Desligo e quase me arrependo de ter aceitado sair. Hoje eu quero só ficar deitado no sofá, assistindo televisão ou talvez ir até o estúdio de dança praticar um pouco. Mesmo morando de frente pra praia, eu não sou muito de estar o tempo todo lá. Acho que se eu fosse muitas vezes seguidas, eu enjoaria logo. Enquanto saio de meus pensamentos, vou até meu guarda roupa e caço minha sunga. Em seguida, vou até o banheiro e tomo uma ducha rápida pra despertar. Feito isso, visto um calção de nylon é uma regata e vou até a sala esperar por Thayla. Mal ligo a televisão e o interfone já toca.

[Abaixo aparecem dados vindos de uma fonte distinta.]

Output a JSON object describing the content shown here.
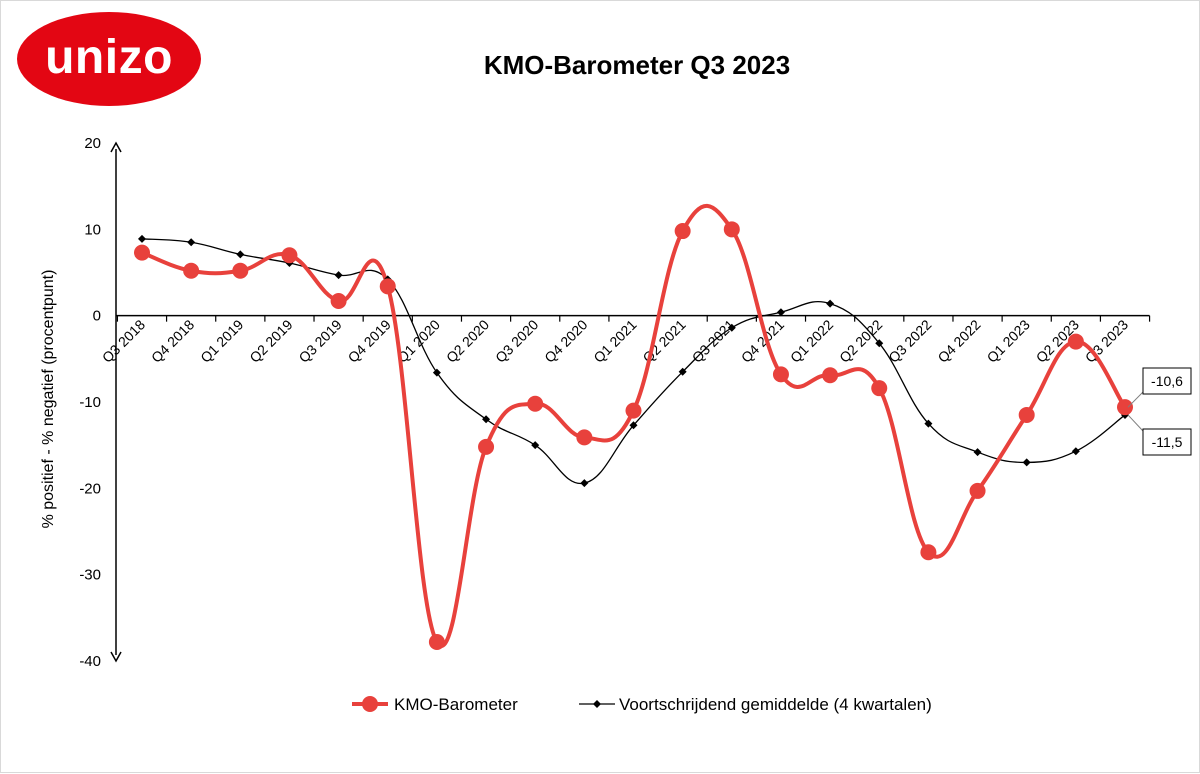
{
  "logo": {
    "text": "unizo",
    "color": "#e30613"
  },
  "chart_data": {
    "type": "line",
    "title": "KMO-Barometer Q3 2023",
    "ylabel": "% positief - % negatief (procentpunt)",
    "xlabel": "",
    "ylim": [
      -40,
      20
    ],
    "yticks": [
      20,
      10,
      0,
      -10,
      -20,
      -30,
      -40
    ],
    "categories": [
      "Q3 2018",
      "Q4 2018",
      "Q1 2019",
      "Q2 2019",
      "Q3 2019",
      "Q4 2019",
      "Q1 2020",
      "Q2 2020",
      "Q3 2020",
      "Q4 2020",
      "Q1 2021",
      "Q2 2021",
      "Q3 2021",
      "Q4 2021",
      "Q1 2022",
      "Q2 2022",
      "Q3 2022",
      "Q4 2022",
      "Q1 2023",
      "Q2 2023",
      "Q3 2023"
    ],
    "series": [
      {
        "name": "KMO-Barometer",
        "color": "#e8413c",
        "values": [
          7.3,
          5.2,
          5.2,
          7.0,
          1.7,
          3.4,
          -37.8,
          -15.2,
          -10.2,
          -14.1,
          -11.0,
          9.8,
          10.0,
          -6.8,
          -6.9,
          -8.4,
          -27.4,
          -20.3,
          -11.5,
          -3.0,
          -10.6
        ]
      },
      {
        "name": "Voortschrijdend gemiddelde (4 kwartalen)",
        "color": "#000000",
        "values": [
          8.9,
          8.5,
          7.1,
          6.1,
          4.7,
          4.2,
          -6.6,
          -12.0,
          -15.0,
          -19.4,
          -12.7,
          -6.5,
          -1.4,
          0.4,
          1.4,
          -3.2,
          -12.5,
          -15.8,
          -17.0,
          -15.7,
          -11.5
        ]
      }
    ],
    "annotations": [
      {
        "series": "KMO-Barometer",
        "category": "Q3 2023",
        "text": "-10,6"
      },
      {
        "series": "Voortschrijdend gemiddelde (4 kwartalen)",
        "category": "Q3 2023",
        "text": "-11,5"
      }
    ],
    "legend": {
      "placement": "bottom"
    },
    "grid": false
  }
}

O porteiro avisa que ela está me esperando lá embaixo, então pego uma toalha no armário do banheiro e jogo sob meu ombro, descendo pelo elevador até o térreo. Quando chego, avisto Thayla pela vidraça do hall, na calçada, com seus 1,68 de altura e seus cabelos castanhos soltos, pendendo pelas costas.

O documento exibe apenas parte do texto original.